Tampa, Florida, for the purpose of considering the hearing officer's Recommended Order (a copy of which is attached hereto) in the above-styled matter and the exceptions there to filed by the Respondent. The Petitioner was represented by Joseph W. Lawrence, II, Esquire The Respondent was represented by Paul W. Lambert, Esquire. After review of the Recommended Order, the Respondent's exceptions, the argument of the parties, and after a review of the complete record in this matter, the Board makes the following findings and conclusions.


FINDINGS OF FACT


  1. The hearing officer's findings of fact are approved and adopted in toto and are incorporated herein by reference.


  2. In paragraphs number 1, 2 and 3 of her exceptions, the Respondent suggests that the hearing officer's finding that Respondent violated Section 458.331(1)(1), Florida Statutes, is not supported by the requisite evidence and is contrary to Respondent's own testimony. Having reviewed the complete record in this matter, the Board finds competent, substantial evidence to support the hearing officer's findings. Respondent's suggestion that the Board reweigh the evidence and credibility of the witnesses is inappropriate. See, Department of Professional Regulation v. Waner, 405 So.2d 471 (Fla. 1st DCA 1981)


3 There is competent, substantial evidence to support the Board's findings of fact.


FINDINGS OF FACT


  1. The hearing officer's conclusions of law are approved and adopted in toto and are incorporated herein by reference.


  2. The Petitioner maintains that the hearing officer inadvertently failed to make a recommendation as to whether Respondent violated Section 458.331(1)(o), Florida Statutes, as charged in the Amended Administrative Complaint and argues that the factual findings support the determination that Respondent is guilty of the charges. Having reviewed the complete record, the Board concludes that the findings of fact demonstrate that petitioner did violate Section 458.331(1)(o), Florida Statutes, as charged in the Amended Administrative Complaint.


  3. Paragraph 4 of Respondent's exceptions is rejected as being without merit.


  4. There is competent, substantial evidence to support the Board's conclusions of law.


  5. The hearing officer's recommendation is accepted in part and rejected in part.

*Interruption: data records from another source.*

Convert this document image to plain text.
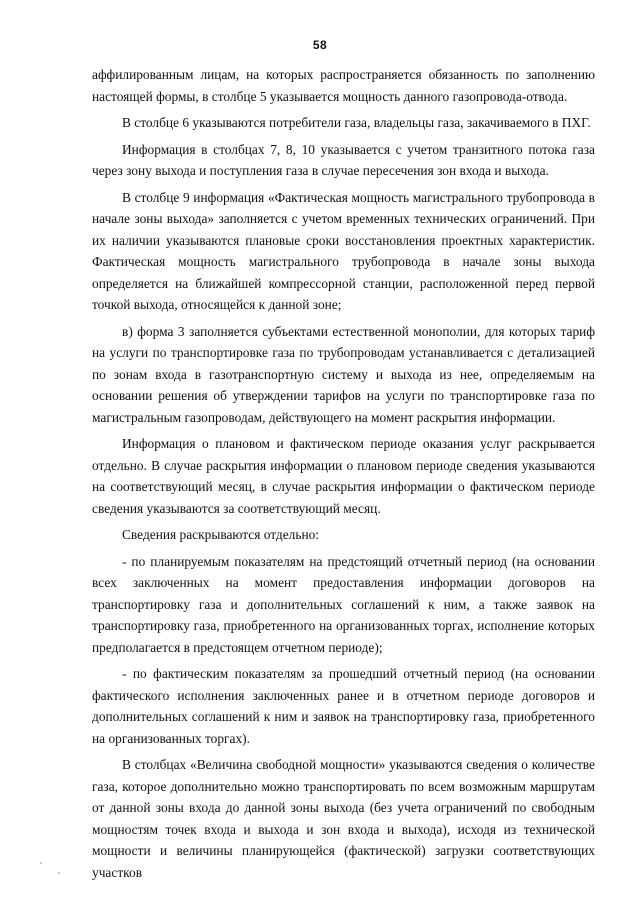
58

аффилированным лицам, на которых распространяется обязанность по заполнению настоящей формы, в столбце 5 указывается мощность данного газопровода-отвода.

В столбце 6 указываются потребители газа, владельцы газа, закачиваемого в ПХГ.

Информация в столбцах 7, 8, 10 указывается с учетом транзитного потока газа через зону выхода и поступления газа в случае пересечения зон входа и выхода.

В столбце 9 информация «Фактическая мощность магистрального трубопровода в начале зоны выхода» заполняется с учетом временных технических ограничений. При их наличии указываются плановые сроки восстановления проектных характеристик. Фактическая мощность магистрального трубопровода в начале зоны выхода определяется на ближайшей компрессорной станции, расположенной перед первой точкой выхода, относящейся к данной зоне;

в) форма 3 заполняется субъектами естественной монополии, для которых тариф на услуги по транспортировке газа по трубопроводам устанавливается с детализацией по зонам входа в газотранспортную систему и выхода из нее, определяемым на основании решения об утверждении тарифов на услуги по транспортировке газа по магистральным газопроводам, действующего на момент раскрытия информации.

Информация о плановом и фактическом периоде оказания услуг раскрывается отдельно. В случае раскрытия информации о плановом периоде сведения указываются на соответствующий месяц, в случае раскрытия информации о фактическом периоде сведения указываются за соответствующий месяц.

Сведения раскрываются отдельно:

- по планируемым показателям на предстоящий отчетный период (на основании всех заключенных на момент предоставления информации договоров на транспортировку газа и дополнительных соглашений к ним, а также заявок на транспортировку газа, приобретенного на организованных торгах, исполнение которых предполагается в предстоящем отчетном периоде);

- по фактическим показателям за прошедший отчетный период (на основании фактического исполнения заключенных ранее и в отчетном периоде договоров и дополнительных соглашений к ним и заявок на транспортировку газа, приобретенного на организованных торгах).

В столбцах «Величина свободной мощности» указываются сведения о количестве газа, которое дополнительно можно транспортировать по всем возможным маршрутам от данной зоны входа до данной зоны выхода (без учета ограничений по свободным мощностям точек входа и выхода и зон входа и выхода), исходя из технической мощности и величины планирующейся (фактической) загрузки соответствующих участков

WHEREF0RE, it is ORDERED AND ADJUDGED that the Respondent is found guilty of violating Section 458.331(1)(1) and (o) Florida Statutes, as charged in the Amended Administrative Complaint. The Respondent is reprimanded and she is assessed an administrative fine in the amount of two thousand dollars ($2,000.00). The Respondent is placed on probation for a period of five (5) years, beginning the effective date of this Order, and her probation is subject to the following terms and conditions:


  1. Successful completion of fifty (50) hours

    of AMA Category I continuing medical education during each year of her probation.

  2. One hundred (100) hours of community medical services to be provided at community or charitable institutions within the first two (2) years of her probation.

  3. Semi-annual appearances before the Board. 1/ This Order becomes effective upon filing.


DONE AND ORDERED this 14th day of March, 1984.


Darrell J. Shea, M.D. Vice-Chairman

Board of Medical Examiners


ENDNOTE


1/ In the presence of her counsel Respondent knowingly and voluntarily waived confidentiality, as to the Board only, of any investigative reports prepared during the term of her probation.


Docket for Case No: 83-002965
Issue Date Proceedings
Mar. 14, 1984 Final Order filed.
Jan. 17, 1984 Recommended Order sent out. CASE CLOSED.

Orders for Case No: 83-002965
Issue Date Document Summary
Mar. 14, 1984 Agency Final Order
Jan. 17, 1984 Recommended Order Respondent made false/fraudulent representations in practice of medicine regarding blood tests. Six months license suspension recommended.